Michael berdiri tak berdaya. Dia tidak bisa merobek pandangan, seakan-akan sebuah tangan masuk memegang otak dan pikiran, dan memaksanya menonton penderitaan sunyi. Aksi voyeurisme sakit.
Dia berusaha menggapai walkie-talkie di atas bahu. Dia mau melaporkan apa yang terjadi, yang kedua matanya tangkap. Tapi, teriakan di balik puluhan rak buku merampok fokus.
Michael lari menuju sumber suara, meninggalkan badan meleleh dan dingin sendirian.
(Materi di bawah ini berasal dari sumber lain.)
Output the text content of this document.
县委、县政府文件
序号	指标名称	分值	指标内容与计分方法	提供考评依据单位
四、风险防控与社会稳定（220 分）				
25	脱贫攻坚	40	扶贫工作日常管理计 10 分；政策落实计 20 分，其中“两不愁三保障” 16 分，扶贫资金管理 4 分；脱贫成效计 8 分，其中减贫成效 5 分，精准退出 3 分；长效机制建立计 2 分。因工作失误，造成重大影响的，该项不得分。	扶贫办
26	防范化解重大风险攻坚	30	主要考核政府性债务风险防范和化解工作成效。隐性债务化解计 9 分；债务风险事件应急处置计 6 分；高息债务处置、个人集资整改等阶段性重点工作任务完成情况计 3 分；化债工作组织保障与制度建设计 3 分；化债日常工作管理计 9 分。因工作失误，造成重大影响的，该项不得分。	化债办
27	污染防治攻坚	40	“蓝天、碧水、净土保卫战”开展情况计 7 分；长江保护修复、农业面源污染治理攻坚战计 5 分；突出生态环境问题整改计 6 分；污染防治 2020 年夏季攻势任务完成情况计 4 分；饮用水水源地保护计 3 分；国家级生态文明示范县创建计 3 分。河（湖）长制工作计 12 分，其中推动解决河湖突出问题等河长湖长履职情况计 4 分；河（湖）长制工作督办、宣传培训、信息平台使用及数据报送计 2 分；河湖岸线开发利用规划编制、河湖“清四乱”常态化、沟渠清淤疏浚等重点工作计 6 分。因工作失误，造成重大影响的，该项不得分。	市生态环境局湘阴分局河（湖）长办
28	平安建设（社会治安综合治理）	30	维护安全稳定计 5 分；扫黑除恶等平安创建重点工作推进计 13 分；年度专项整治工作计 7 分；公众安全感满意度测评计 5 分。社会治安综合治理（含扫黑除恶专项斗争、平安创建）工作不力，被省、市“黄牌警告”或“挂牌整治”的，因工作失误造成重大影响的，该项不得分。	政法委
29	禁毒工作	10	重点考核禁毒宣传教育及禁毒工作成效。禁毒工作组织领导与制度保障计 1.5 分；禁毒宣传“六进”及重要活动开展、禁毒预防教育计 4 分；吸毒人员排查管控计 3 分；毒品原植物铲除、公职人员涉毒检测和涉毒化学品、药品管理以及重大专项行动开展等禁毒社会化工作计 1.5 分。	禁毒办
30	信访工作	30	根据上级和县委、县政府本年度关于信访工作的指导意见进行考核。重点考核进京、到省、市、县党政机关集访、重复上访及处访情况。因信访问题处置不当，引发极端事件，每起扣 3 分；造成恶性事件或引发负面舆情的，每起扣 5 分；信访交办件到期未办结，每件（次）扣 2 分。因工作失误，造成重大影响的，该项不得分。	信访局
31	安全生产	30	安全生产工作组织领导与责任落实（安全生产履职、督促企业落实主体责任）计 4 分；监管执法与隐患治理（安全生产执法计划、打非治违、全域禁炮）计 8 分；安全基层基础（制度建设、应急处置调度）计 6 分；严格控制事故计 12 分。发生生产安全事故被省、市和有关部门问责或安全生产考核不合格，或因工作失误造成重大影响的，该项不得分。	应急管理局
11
Koridor perpustakaan berubah pudar. Judul buku pada barisan rak-rak hilang, menyisakan lompatan huruf dan angka yang meneriakkan ‘lari’ dan ‘kabur’ lebih keras, selalu cepat. Saat Michael mencapai pusat suara, apa yang dia lihat menarik lepas sedikit detak jantung.
Badan menempel pada rak perpustakaan. Dua pasak besi sepanjang satu kaki utuh menusuk perut, organ dalam hancur bagaikan kertas basah yang dipijak sepatu, tembus hingga punggung dan memakunya bak lukisan klasik di bagian kosong rak buku. Kru kedua telah ditemukan. Jarum kecil tertancap pada pipi kiri wajah bertopeng.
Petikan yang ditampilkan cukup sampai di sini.